Прекрасно выходило, особенно русские песни; потом вальс «Warum?» Шумана. Лев Николаевич изъявил желание послушать, и это было устроено для него. Милые дети Трубецкие. Вечером В.И. Маслова, Дунаев, Усов.
Вышла маленькая неприятность с Львом Николаевичем. Мы собирались провести праздники у Илюши, близко от Москвы, а Лев Николаевич заявил желание ехать в Пирогово, к Маше и брату. К Илье близко к Москве, я могла бы ухаживать, беречь Льва Николаевича. В Пирогове же – трущоба. Сергей Николаевич, этот деспот и гордец, страдает ужасно. Льву Николаевичу его жалко, он будет страдать, глядя на брата: кроме того, утомление дороги, плохая пища, жизнь опять врознь со мной, без моих забот – все это меня огорчило, и я ему высказала, что он мне все праздники отравит, если уедет, что я не могу да и совсем не желаю ехать в Пирогово, которое не люблю, а хочу ехать к внукам, к Илье, Андрюше, Леве.
Лев Николаевич упорно и холодно молчал. Это новая, убийственная манера. А я проплакала до четырех часов ночи, стараясь его не будить.
Вчера вечером вернулась из Ясной Поляны и страшно утомилась и душой и телом. Застала внука Левушку в жару, Дору беспокойную и тоже нездоровую; Лева при мне уехал в Петербург, где купил дом, и очень грустно было видеть беспокойство матери над день и ночь стонущим и жалующимся ребенком.
Два дня уплачивала за прежние поденные работы, вписывала в книгу, проверяла счета. Потом ходила по хозяйству. Везде борьба с народом, воровство, столь справедливое со стороны бедствующего народа, а неприятно. Особенно досадно было, что грумантские мужики срубили березы на берегу пруда, где мы так часто делали пикники, пили чай и удили рыбу. Жалко было мужика, выдергавшего яблони у риги, он просил прощенья, а уже дело без меня передано уряднику.

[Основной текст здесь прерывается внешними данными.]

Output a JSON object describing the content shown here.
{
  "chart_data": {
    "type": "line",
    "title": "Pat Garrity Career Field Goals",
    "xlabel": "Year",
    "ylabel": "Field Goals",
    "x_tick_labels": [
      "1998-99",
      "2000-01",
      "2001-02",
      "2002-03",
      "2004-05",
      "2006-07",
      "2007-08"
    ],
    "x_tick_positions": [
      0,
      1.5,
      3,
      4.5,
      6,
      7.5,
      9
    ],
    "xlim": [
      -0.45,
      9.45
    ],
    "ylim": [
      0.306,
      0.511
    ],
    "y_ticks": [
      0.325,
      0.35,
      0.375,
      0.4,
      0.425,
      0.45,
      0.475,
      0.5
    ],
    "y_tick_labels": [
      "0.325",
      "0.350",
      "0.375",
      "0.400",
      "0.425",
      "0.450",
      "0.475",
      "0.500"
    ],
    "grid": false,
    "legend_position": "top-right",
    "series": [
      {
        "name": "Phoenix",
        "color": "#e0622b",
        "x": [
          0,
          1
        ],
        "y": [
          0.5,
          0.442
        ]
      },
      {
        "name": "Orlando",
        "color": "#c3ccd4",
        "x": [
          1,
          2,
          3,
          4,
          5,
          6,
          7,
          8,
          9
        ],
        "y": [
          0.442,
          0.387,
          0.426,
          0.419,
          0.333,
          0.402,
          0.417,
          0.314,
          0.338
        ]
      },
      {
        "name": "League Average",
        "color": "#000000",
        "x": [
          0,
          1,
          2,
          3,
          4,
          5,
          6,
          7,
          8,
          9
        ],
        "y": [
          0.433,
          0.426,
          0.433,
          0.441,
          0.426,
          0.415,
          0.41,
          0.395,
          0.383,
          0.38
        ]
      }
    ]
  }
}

Пробыла у Доры почти четыре дня, нянчила детей, но тяжело мне переживать свои старые впечатленья на внуках. Из Ясной поехала к Марии Алекс. Шмидт в Овсянниково и оттуда в Таптыково, на лошадях 20 верст, к Ольге. Морозный вечер, красный закат солнца, резко очерченная половина луны, бесконечное снежное пространство, иней, все молчаливо, строго, холодно в природе, и к ночи свирепый мороз в 24 градуса. Я очень озябла, было мрачно и одиноко на душе. Map. Алекс. после болезни как будто тяготится своей трудовой жизнью. Молодой Абрикосов живет аскетом, непонятно зачем и для чего именно тут, в чужой деревне, без цели, без дела, работая какой-то рундук для мужика за деньги, когда у его отца кондитерские, богатое именье в Крыму и роскошь.

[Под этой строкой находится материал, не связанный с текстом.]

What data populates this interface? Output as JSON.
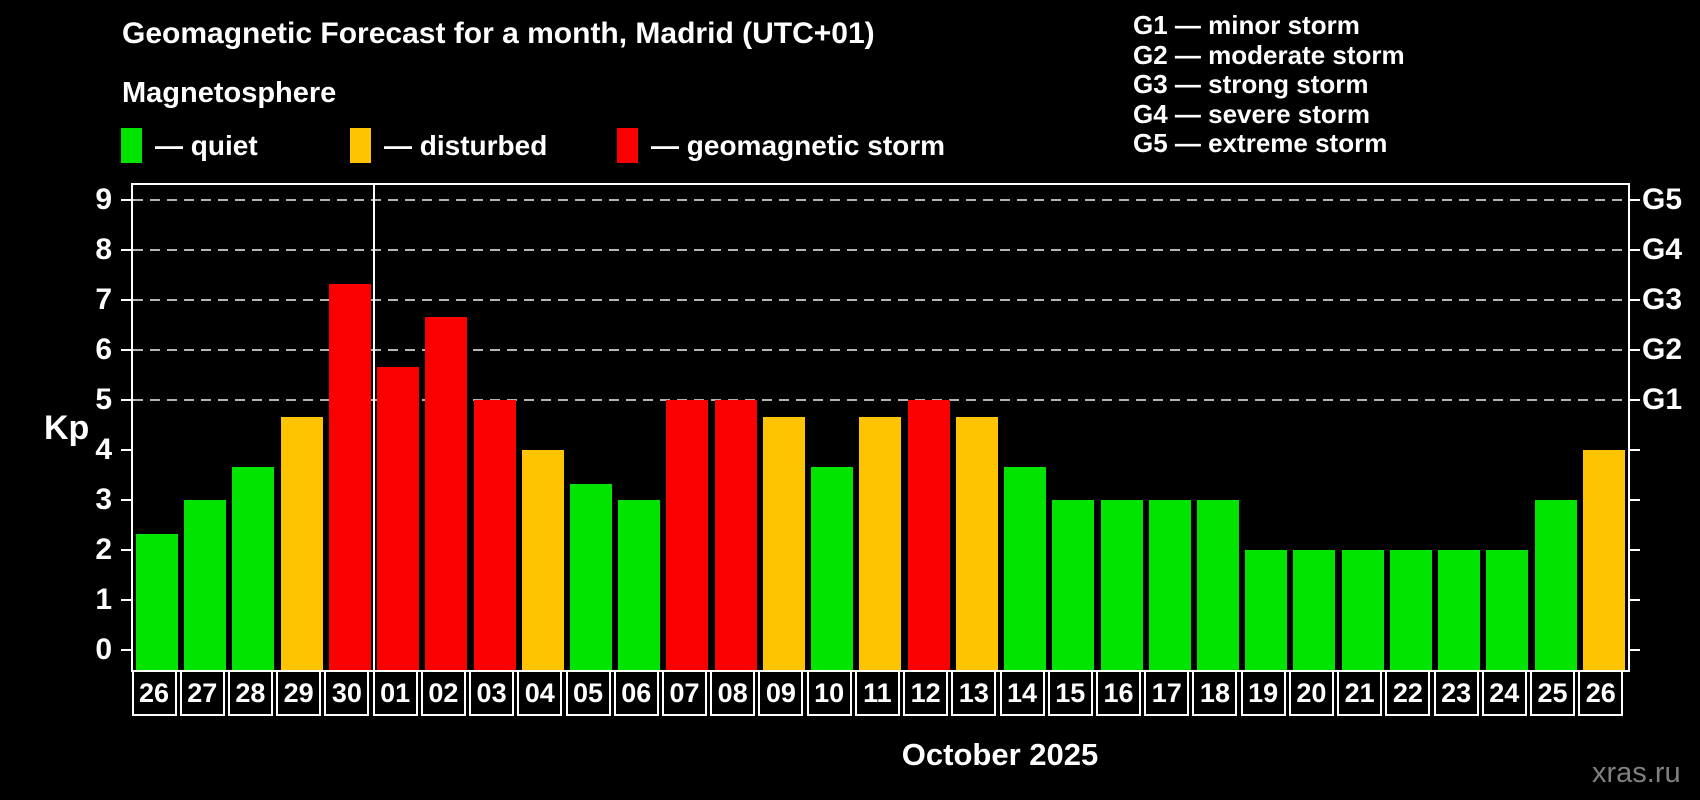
{
  "title": "Geomagnetic Forecast for a month, Madrid (UTC+01)",
  "subtitle": "Magnetosphere",
  "legend": {
    "items": [
      {
        "label": "— quiet",
        "status": "quiet",
        "color": "#00e400"
      },
      {
        "label": "— disturbed",
        "status": "disturbed",
        "color": "#ffc400"
      },
      {
        "label": "— geomagnetic storm",
        "status": "storm",
        "color": "#fa0000"
      }
    ]
  },
  "g_legend": {
    "lines": [
      "G1 — minor storm",
      "G2 — moderate storm",
      "G3 — strong storm",
      "G4 — severe storm",
      "G5 — extreme storm"
    ]
  },
  "axis": {
    "ylabel": "Kp",
    "yticks": [
      0,
      1,
      2,
      3,
      4,
      5,
      6,
      7,
      8,
      9
    ],
    "grid_kp": [
      5,
      6,
      7,
      8,
      9
    ],
    "right_labels": [
      {
        "kp": 5,
        "text": "G1"
      },
      {
        "kp": 6,
        "text": "G2"
      },
      {
        "kp": 7,
        "text": "G3"
      },
      {
        "kp": 8,
        "text": "G4"
      },
      {
        "kp": 9,
        "text": "G5"
      }
    ]
  },
  "chart_data": {
    "type": "bar",
    "title": "Geomagnetic Forecast for a month, Madrid (UTC+01)",
    "ylabel": "Kp",
    "ylim": [
      0,
      9
    ],
    "grid": "horizontal dashed lines at Kp 5-9 (G1-G5)",
    "legend_position": "top-left swatches, G-scale top-right",
    "categories": [
      "26",
      "27",
      "28",
      "29",
      "30",
      "01",
      "02",
      "03",
      "04",
      "05",
      "06",
      "07",
      "08",
      "09",
      "10",
      "11",
      "12",
      "13",
      "14",
      "15",
      "16",
      "17",
      "18",
      "19",
      "20",
      "21",
      "22",
      "23",
      "24",
      "25",
      "26"
    ],
    "values": [
      2.33,
      3,
      3.67,
      4.67,
      7.33,
      5.67,
      6.67,
      5,
      4,
      3.33,
      3,
      5,
      5,
      4.67,
      3.67,
      4.67,
      5,
      4.67,
      3.67,
      3,
      3,
      3,
      3,
      2,
      2,
      2,
      2,
      2,
      2,
      3,
      4
    ],
    "statuses": [
      "quiet",
      "quiet",
      "quiet",
      "disturbed",
      "storm",
      "storm",
      "storm",
      "storm",
      "disturbed",
      "quiet",
      "quiet",
      "storm",
      "storm",
      "disturbed",
      "quiet",
      "disturbed",
      "storm",
      "disturbed",
      "quiet",
      "quiet",
      "quiet",
      "quiet",
      "quiet",
      "quiet",
      "quiet",
      "quiet",
      "quiet",
      "quiet",
      "quiet",
      "quiet",
      "disturbed"
    ],
    "month_boundary_after_index": 4
  },
  "footer": {
    "month_label": "October 2025",
    "watermark": "xras.ru"
  },
  "colors": {
    "quiet": "#00e400",
    "disturbed": "#ffc400",
    "storm": "#fa0000",
    "background": "#000000",
    "grid": "#b4b4b4"
  }
}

В Таптыкове застала Ольгу одну, Андрюша на волчьей охоте. Сидит, как птичка в клетке, одна с девочкой своей. Мне жаль ее стало. Ночевала, уехала на другой день; мороз все 24 градуса. Вагоны холодные, лежала, думала – и все не весело.
Дома, в Хамовниках, застала Льва Николаевича играющего с Сухотиным в шахматы, худого, нездорового на вид, и мне стало еще грустнее, и так жаль его. Сухотин уехал сегодня за границу с доктором и сыном, Таню оставил в деревне с его детьми.
Прошло еще несколько тяжелых, напряженных дней. Болезнь Левушки оказалась туберкулезным воспалением мозга. Теперь он умирает, и еще одно милое существо, к которому я привязалась душой, уйдет из этой жизни. И этот ребенок по своему тонкому моральному складу был не для этого мира, как и мой Ваничка.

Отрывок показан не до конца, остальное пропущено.